Intolerable Acts - Conflict & Dates:
The Intolerable Acts were passed in spring 1774, and helped cause the American Revolution.
Intolerable Acts - Background:
On May 10, 1773, Parliament passed the Tea Act with the goal of aiding the struggling British East India Company. Prior to the passage of the law, the company had been required to sell its tea through London where it was taxed and duties assessed. Under the new legislation, the company would be permitted to sell tea directly to the colonies without the additional cost. As a result, tea prices in America would be reduced, with only the Townshend tea duty assessed.
For several years, the colonies, angered by the taxes levied by the Townshend Acts, had been systematically boycotting British goods and claiming taxation without representation. Aware that the Tea Act was an attempt by Parliament to break the boycott, groups such as the Sons of Liberty, spoke out against it. Across the colonies, British tea was boycotted and attempts were made to produce tea locally. In Boston, the situation climaxed in late November 1773, when three ships carrying East India Company tea arrived in the port.
Rallying the populace, the members of the Sons of Liberty dressed as Native Americans and boarded the ships on the night of December 16. Carefully avoiding damaging other property, the "raiders" tossed 342 chests of tea into Boston Harbor. A direct affront to British authority, the "Boston Tea Party" forced Parliament to take action against the colonies. In retribution for this affront to royal authority, the Prime Minister, Lord North, began passing a series of five laws, dubbed the Coercive or Intolerable Acts, the following spring to punish the Americans.
The Boston Port Act:
Passed on March 30, 1774, the Boston Port Act was a direct action against the city for the previous November's tea party. The legislation dictated that the port of Boston was closed to all shipping until full restitution was made to the East India Company and the King for the lost tea and taxes. Loudly protesting, many Bostonians argued that the act punished the entire city rather than the few who were responsible for the tea party. As supplies in the city dwindled, other colonies began sending relief to the blockaded city.

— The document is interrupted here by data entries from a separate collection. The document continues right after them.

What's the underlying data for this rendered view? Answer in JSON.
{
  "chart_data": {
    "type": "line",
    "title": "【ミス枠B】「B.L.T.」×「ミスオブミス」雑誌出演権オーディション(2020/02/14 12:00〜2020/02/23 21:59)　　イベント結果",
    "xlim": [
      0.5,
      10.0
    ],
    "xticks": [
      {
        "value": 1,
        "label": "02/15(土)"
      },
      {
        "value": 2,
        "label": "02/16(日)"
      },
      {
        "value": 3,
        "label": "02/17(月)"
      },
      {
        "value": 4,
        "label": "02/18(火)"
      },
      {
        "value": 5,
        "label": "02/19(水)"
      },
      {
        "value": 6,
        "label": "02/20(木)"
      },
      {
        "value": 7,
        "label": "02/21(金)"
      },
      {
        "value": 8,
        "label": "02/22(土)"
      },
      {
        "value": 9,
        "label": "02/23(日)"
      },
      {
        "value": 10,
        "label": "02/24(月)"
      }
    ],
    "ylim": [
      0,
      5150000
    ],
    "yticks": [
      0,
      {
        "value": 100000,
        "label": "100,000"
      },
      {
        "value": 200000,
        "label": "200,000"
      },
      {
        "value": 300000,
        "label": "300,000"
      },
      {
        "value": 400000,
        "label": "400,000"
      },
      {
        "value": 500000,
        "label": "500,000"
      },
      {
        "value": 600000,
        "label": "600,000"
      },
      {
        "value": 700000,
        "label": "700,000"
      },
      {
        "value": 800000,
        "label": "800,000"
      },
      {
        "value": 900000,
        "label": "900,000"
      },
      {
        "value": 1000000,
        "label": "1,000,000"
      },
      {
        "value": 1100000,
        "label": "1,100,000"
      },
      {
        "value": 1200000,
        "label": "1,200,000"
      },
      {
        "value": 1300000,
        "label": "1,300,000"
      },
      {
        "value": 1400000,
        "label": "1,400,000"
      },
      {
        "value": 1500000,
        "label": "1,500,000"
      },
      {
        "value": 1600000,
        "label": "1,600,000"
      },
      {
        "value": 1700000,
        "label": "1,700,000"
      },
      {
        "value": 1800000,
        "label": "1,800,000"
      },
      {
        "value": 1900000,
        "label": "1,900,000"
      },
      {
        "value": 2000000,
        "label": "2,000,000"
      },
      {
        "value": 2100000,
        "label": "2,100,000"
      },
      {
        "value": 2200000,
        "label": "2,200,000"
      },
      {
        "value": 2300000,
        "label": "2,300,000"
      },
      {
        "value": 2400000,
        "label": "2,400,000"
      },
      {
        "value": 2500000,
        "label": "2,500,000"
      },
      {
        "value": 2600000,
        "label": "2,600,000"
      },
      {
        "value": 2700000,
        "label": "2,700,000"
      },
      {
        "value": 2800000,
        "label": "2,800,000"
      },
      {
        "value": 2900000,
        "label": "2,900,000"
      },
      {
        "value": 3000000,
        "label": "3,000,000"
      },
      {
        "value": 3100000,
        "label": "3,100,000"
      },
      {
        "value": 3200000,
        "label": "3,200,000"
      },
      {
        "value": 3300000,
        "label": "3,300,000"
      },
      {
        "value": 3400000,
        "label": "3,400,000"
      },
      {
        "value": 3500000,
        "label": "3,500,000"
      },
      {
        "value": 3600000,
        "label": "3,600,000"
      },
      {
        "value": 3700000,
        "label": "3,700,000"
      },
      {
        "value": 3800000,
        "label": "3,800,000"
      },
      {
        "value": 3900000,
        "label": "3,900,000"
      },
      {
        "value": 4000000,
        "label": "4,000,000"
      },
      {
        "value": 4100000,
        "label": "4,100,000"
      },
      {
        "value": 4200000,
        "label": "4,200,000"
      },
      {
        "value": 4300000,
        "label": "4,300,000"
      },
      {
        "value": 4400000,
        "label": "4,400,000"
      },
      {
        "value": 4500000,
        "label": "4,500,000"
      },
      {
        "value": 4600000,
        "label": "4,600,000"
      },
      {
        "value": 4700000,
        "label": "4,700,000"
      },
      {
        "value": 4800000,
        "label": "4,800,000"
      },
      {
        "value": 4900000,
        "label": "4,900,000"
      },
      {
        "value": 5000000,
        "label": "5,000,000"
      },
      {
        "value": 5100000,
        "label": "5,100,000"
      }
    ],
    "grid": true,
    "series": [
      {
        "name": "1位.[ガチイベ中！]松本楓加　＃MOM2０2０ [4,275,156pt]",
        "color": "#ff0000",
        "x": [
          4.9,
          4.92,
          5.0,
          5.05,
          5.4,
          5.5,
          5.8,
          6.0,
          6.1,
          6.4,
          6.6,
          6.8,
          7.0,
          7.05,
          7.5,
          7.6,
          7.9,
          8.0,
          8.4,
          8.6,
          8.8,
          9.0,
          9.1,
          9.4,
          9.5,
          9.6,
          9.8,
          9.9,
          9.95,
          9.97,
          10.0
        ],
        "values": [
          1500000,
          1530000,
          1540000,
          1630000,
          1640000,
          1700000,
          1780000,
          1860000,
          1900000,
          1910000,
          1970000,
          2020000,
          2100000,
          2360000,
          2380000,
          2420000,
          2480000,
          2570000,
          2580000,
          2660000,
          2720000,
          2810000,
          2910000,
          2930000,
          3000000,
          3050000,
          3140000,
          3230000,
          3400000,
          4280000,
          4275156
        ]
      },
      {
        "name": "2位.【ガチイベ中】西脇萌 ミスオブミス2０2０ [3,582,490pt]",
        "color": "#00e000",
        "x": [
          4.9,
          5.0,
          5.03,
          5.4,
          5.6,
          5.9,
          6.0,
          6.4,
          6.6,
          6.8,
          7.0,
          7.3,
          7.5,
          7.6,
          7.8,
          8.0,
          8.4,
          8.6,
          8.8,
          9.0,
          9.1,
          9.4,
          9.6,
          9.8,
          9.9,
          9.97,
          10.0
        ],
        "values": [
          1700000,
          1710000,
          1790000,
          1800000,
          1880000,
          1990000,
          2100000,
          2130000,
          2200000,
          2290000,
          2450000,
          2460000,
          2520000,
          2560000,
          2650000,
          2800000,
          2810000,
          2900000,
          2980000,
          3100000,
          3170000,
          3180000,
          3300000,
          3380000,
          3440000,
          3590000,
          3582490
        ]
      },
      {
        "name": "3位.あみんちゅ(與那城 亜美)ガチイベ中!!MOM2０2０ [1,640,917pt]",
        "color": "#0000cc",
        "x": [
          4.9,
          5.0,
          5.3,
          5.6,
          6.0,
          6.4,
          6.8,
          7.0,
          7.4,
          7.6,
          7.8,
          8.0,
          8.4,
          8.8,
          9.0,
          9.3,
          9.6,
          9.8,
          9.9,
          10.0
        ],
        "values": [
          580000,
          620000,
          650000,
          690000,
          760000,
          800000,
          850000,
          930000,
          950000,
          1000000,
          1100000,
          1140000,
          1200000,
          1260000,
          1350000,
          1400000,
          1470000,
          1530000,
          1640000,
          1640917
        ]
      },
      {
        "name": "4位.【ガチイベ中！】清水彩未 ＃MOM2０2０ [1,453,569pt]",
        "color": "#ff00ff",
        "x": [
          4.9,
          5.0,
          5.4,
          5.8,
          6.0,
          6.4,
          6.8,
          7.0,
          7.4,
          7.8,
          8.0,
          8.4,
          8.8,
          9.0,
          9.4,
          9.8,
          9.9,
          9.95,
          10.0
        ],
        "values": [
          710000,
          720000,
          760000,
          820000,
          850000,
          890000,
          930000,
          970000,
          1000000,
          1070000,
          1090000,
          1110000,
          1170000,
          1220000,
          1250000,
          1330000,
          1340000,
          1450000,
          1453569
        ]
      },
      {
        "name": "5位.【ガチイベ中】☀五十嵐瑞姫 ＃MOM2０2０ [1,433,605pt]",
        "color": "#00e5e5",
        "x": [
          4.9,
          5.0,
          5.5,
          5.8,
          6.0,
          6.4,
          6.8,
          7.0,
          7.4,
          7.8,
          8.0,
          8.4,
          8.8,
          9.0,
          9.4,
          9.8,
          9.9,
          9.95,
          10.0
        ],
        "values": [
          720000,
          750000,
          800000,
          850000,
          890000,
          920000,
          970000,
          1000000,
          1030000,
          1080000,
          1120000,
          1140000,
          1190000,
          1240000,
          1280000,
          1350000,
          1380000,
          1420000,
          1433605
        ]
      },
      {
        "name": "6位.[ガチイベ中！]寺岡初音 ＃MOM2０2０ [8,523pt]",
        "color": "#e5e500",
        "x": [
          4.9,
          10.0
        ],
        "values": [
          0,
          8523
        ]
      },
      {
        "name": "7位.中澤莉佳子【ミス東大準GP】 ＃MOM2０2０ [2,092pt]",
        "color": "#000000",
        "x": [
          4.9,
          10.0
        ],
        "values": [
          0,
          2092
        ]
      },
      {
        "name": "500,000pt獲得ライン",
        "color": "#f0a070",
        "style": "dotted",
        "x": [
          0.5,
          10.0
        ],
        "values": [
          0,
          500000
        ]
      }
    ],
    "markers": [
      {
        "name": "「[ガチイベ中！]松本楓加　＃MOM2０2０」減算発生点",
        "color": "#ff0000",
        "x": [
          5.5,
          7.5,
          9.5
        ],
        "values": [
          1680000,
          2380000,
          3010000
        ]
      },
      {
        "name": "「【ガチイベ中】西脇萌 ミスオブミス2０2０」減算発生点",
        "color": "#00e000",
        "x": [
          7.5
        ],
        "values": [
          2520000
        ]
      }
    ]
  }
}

Massachusetts Government Act:
Enacted on May 20, 1774, the Massachusetts Government Act was designed to increase royal control over the colony's administration. Abrogating the colony's charter, the act stipulated that its executive council would no longer be democratically elected and its members would instead be appointed by the king. Also, many colonial offices that were previously elected officials would henceforth be appointed by the royal governor. Across the colony, only one town meeting was permitted a year unless approved by the governor.
Administration of Justice Act:
Passed the same day as the previous act, the Administration of Justice Act stated that royal officials could request a change of venue to another colony or Great Britain if charged with criminal acts in fulfilling their duties. While the act allowed travel expenses to be paid to witnesses, few colonists could afford to leave work to testify at a trial. Many in the colonies felt it was unnecessary as British soldiers had received a fair trial after the Boston Massacre. Dubbed the "Murder Act" by some, it was felt that it allowed royal officials to act with impunity and then escape justice.
A revision of the 1765 Quartering Act, which was largely ignored by colonial assemblies, the 1774 Quartering Act expanded the types of buildings in which soldiers could be billeted and removed the requirement that they be provided with provisions. Contrary to popular belief, it did not permit the housing of soldiers in private homes. Typically, soldiers were first to be placed in existing barracks and public houses, but thereafter could be housed in inns, victualing houses, empty building, barns, and other unoccupied structures.
Though it did not have a direct effect on the thirteen colonies, the Quebec Act was considered part of the Intolerable Acts by the American colonists. Intended to ensure the loyalty of the king's Canadian subjects, the act greatly enlarged Quebec's borders and allowed the free practice of the Catholic faith. Among the land transferred to Quebec was much of the Ohio Country, which had been promised to several colonies through their charters and to which many had already laid claim. In addition to angered land speculators, others were fearful about the spread of Catholicism in American.
Reaction to the Intolerable Acts:
In passing the acts, Lord North had hoped to detach and isolate the radical element in Massachusetts from the rest of the colonies while also asserting the power of Parliament over the colonial assemblies. The harshness of the acts worked to prevent this outcome as many in the colonies rallied to Massachusetts’s aid. Seeing their charters and rights under threat, colonial leaders formed committees of correspondence to discuss the repercussions of the Intolerable Acts.
These led to the convening of the First Continental Congress at Philadelphia on September 5. Creating the Continental Association, the congress called for a boycott of all British goods. If the Intolerable Acts were not repealed within a year, the colonies agreed to halt exports to Britain as well as support Massachusetts if it was attacked. Rather than exact punishment, North's legislation worked to pull the colonies together and pushed them down the road towards war.